The University of Arkansas System has picked Victoria DeFrancesco Soto, an assistant dean for civic engagement at the LBJ School of Public Affairs at the University of Texas, to be the next dean of the Clinton School of Public Service.
DeFrancesco Soto will be recommended for approval at the Sept. 16-17 meeting of the university system’s Board of Trustees, the system said in a news release Tuesday. She’s expected to start the job on Jan. 3.
DeFrancesco Soto was selected after a national search that followed the retirement of longtime dean James “Skip” Rutherford on June 30.
Susan Hoffpauir, professor and academic dean at the Clinton School, has been serving as interim dean.
System President Donald Bobbitt said in the release that he “couldn’t be more pleased” with how the search for Rutherford’s successor was conducted. DeFrancesco Soto, who holds master’s and doctoral degrees in political science from Duke University, was one of three finalists who visited the Clinton School campus in Little Rock this summer.
“In the end,” Bobbitt said in the release, “Dr. DeFrancesco Soto was the right fit to continue growing and developing the unique school’s academic programs, as well as its continued community outreach and mission to make an impact in Arkansas and around the world.”
DeFranceso Soto’s salary will be $250,000, a system spokesperson said.

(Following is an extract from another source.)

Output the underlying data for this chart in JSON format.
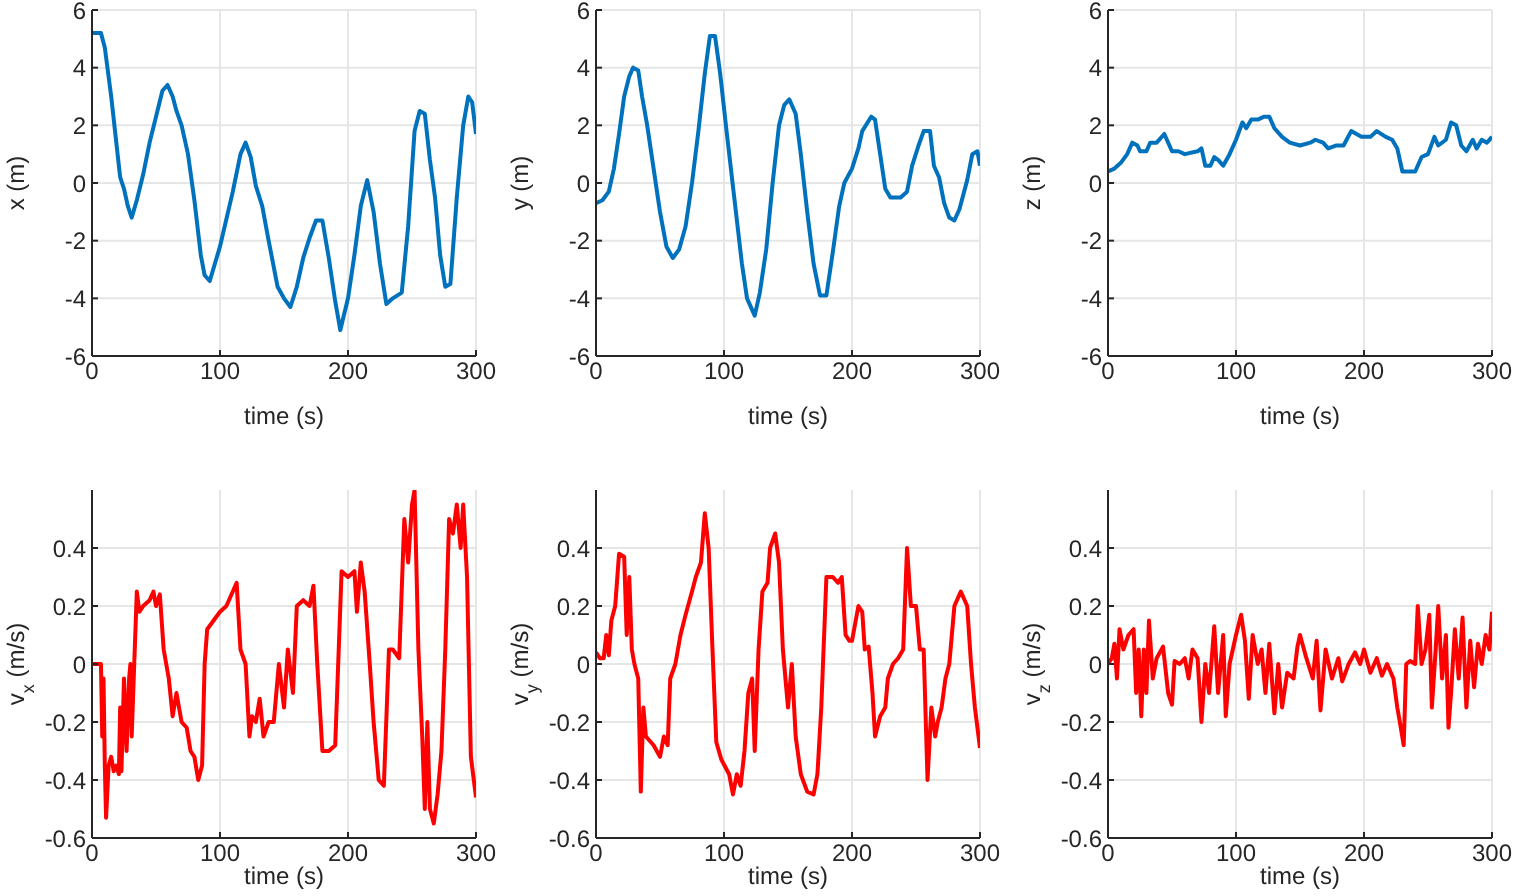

She’s a faculty fellow at the University of Texas’ Center for the Science of Race and Democracy and an affiliate at the school’s Department of Mexican American and Latino Studies. Her areas of expertise include immigration, women and politics, and political psychology.
DeFrancesco Soto said in the release that public service is vital to “creating a space for people to engage with one another and find common ground.”
“There so much that the Clinton School and its students and faculty have already accomplished in its short history, and I look forward to building even more capacity for the school to strive toward President Clinton’s vision of a graduate program that builds bridges through public service,” she said.